No entanto, fora desse específico âmbito, entende-se não se achar constitucionalmente garantido o duplo grau de jurisdição, reconhecendo-se ao legislador ampla liberdade de conformação para estabelecer requisitos de admissibilidade dos recursos. De um modo geral, e como expoente de uma linha de jurisprudência que não se considera de alterar, pode afirmar-se que, fora do domínio penal, o princípio da efectividade do direito ao recurso, a implicar duplo grau de jurisdição, não constitui garantia constitucional, tendo apenas - como se observou no acórdão nº 310/94, publicado no Diário da República, II Série, de 29 de Agosto de 1994 - 'o alcance de uma proibição ao legislador de eliminar pura e simplesmente a faculdade de recorrer em todo e qualquer caso ou de a inviabilizar na prática'.
No caso sub judice - e considerando o regime legal que lhe é aplicável - os autos encontram-se na fase inicial em que se declara a falência, sujeita à disciplina do Código de Processo Civil e, por conseguinte, não vinculada garantisticamente nos termos constitucionalmente exigidos para o processo criminal.
É certo que a declaração judicial de falência não tem apenas, como observa Lebre de Freitas, 'o único efeito de abrir a sucessiva fase executiva e assim proporcionar a satisfação possível - e igualitária - dos direitos dos credores comuns, mediante a actuação do mecanismo da garantia geral das obrigações' (cfr. 'Apreensão, Restituição, Separação e Venda de Bens no Processo de Falência' in Revista da Faculdade de Direito da Universidade de Lisboa, vol. XXXVI, pág. 373, sem prejuízo de o autor se debruçar sobre o regime aprovado pelo Decreto-Lei nº 132/93, de 23 de Abril) pois resultam da mesma outros efeitos, nomeadamente de direito substantivo, repercutindo-se no estatuto do falido, e, bem assim, de natureza conservatória e executiva.
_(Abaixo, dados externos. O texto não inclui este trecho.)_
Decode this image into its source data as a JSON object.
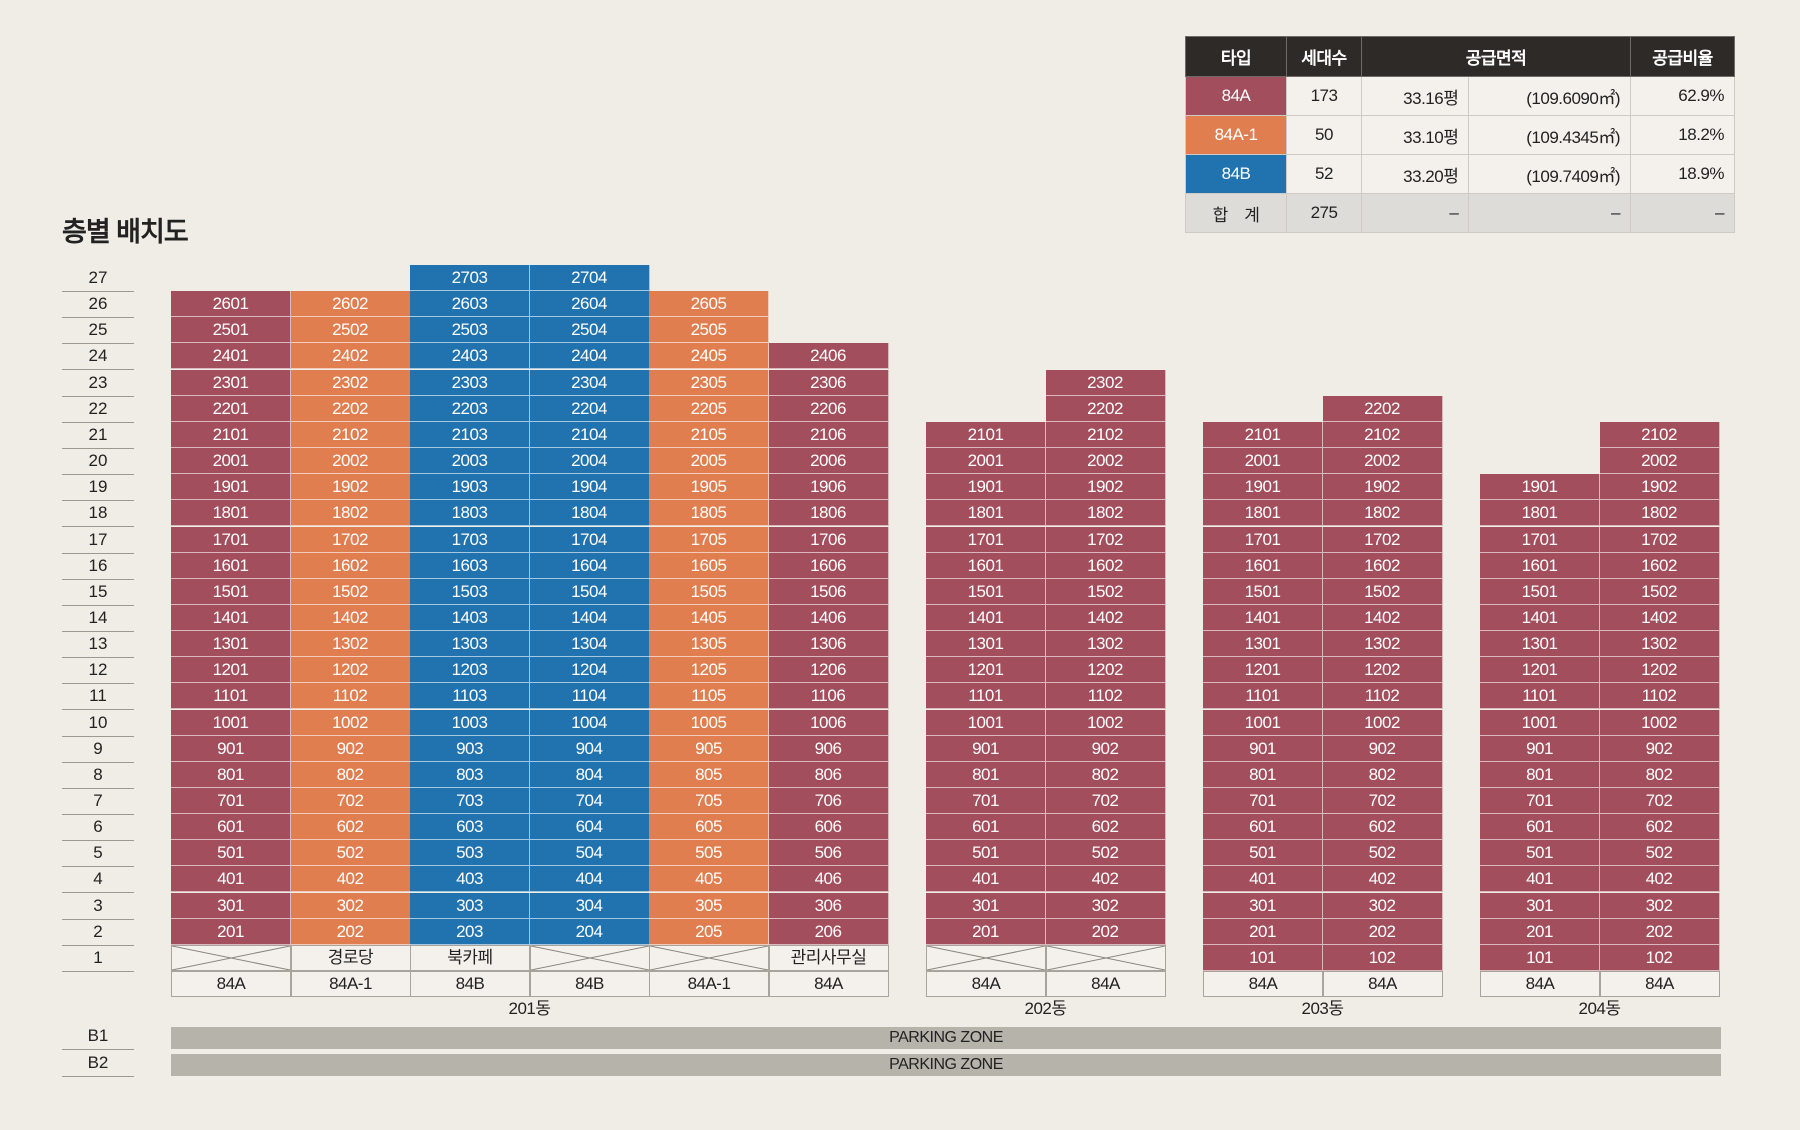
{
  "title": "층별 배치도",
  "summary": {
    "headers": {
      "type": "타입",
      "units": "세대수",
      "area": "공급면적",
      "ratio": "공급비율"
    },
    "rows": [
      {
        "type": "84A",
        "units": "173",
        "pyeong": "33.16평",
        "sqm": "(109.6090㎡)",
        "ratio": "62.9%",
        "color": "#a34e5c"
      },
      {
        "type": "84A-1",
        "units": "50",
        "pyeong": "33.10평",
        "sqm": "(109.4345㎡)",
        "ratio": "18.2%",
        "color": "#e07e50"
      },
      {
        "type": "84B",
        "units": "52",
        "pyeong": "33.20평",
        "sqm": "(109.7409㎡)",
        "ratio": "18.9%",
        "color": "#2173b0"
      }
    ],
    "total": {
      "label": "합　계",
      "units": "275",
      "pyeong": "–",
      "sqm": "–",
      "ratio": "–"
    }
  },
  "floors": [
    "27",
    "26",
    "25",
    "24",
    "23",
    "22",
    "21",
    "20",
    "19",
    "18",
    "17",
    "16",
    "15",
    "14",
    "13",
    "12",
    "11",
    "10",
    "9",
    "8",
    "7",
    "6",
    "5",
    "4",
    "3",
    "2",
    "1"
  ],
  "basements": [
    "B1",
    "B2"
  ],
  "parking_label": "PARKING ZONE",
  "buildings": [
    {
      "name": "201동",
      "columns": [
        {
          "line": "01",
          "type": "84A",
          "top": 26,
          "ground": "",
          "ground_x": true,
          "label": "84A"
        },
        {
          "line": "02",
          "type": "84A-1",
          "top": 26,
          "ground": "경로당",
          "ground_x": false,
          "label": "84A-1"
        },
        {
          "line": "03",
          "type": "84B",
          "top": 27,
          "ground": "북카페",
          "ground_x": false,
          "label": "84B"
        },
        {
          "line": "04",
          "type": "84B",
          "top": 27,
          "ground": "",
          "ground_x": true,
          "label": "84B"
        },
        {
          "line": "05",
          "type": "84A-1",
          "top": 26,
          "ground": "",
          "ground_x": true,
          "label": "84A-1"
        },
        {
          "line": "06",
          "type": "84A",
          "top": 24,
          "ground": "관리사무실",
          "ground_x": false,
          "label": "84A"
        }
      ]
    },
    {
      "name": "202동",
      "columns": [
        {
          "line": "01",
          "type": "84A",
          "top": 21,
          "ground": "",
          "ground_x": true,
          "label": "84A"
        },
        {
          "line": "02",
          "type": "84A",
          "top": 23,
          "ground": "",
          "ground_x": true,
          "label": "84A"
        }
      ]
    },
    {
      "name": "203동",
      "columns": [
        {
          "line": "01",
          "type": "84A",
          "top": 21,
          "ground": "101",
          "ground_x": false,
          "label": "84A"
        },
        {
          "line": "02",
          "type": "84A",
          "top": 22,
          "ground": "102",
          "ground_x": false,
          "label": "84A"
        }
      ]
    },
    {
      "name": "204동",
      "columns": [
        {
          "line": "01",
          "type": "84A",
          "top": 19,
          "ground": "101",
          "ground_x": false,
          "label": "84A"
        },
        {
          "line": "02",
          "type": "84A",
          "top": 21,
          "ground": "102",
          "ground_x": false,
          "label": "84A"
        }
      ]
    }
  ]
}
Entre eles, os efeitos penais.
Não obstante, é uma fase em que não há, ainda, lugar para intervenção penal, logo, para observância do disposto no artigo 32º da CR.
Com efeito, a ocorrência de uma situação de falência - ou de insolvência, considerando o regime do CPC - constitui pressuposto da declaração judicial de falência - ou de insolvência - e desta declaração, por sua vez, depende o pressuposto de punibilidade dos crimes falenciais, sendo, por conseguinte, em face dessa declaração que se alcançará juízo sobre o âmbito da realidade penalmente tutelável e o momento oportuno da intervenção penal (cfr. Pedro Caeiro, Sobre a Natureza dos Crimes Falenciais, Coimbra, 1996, págs. 254 e segs.).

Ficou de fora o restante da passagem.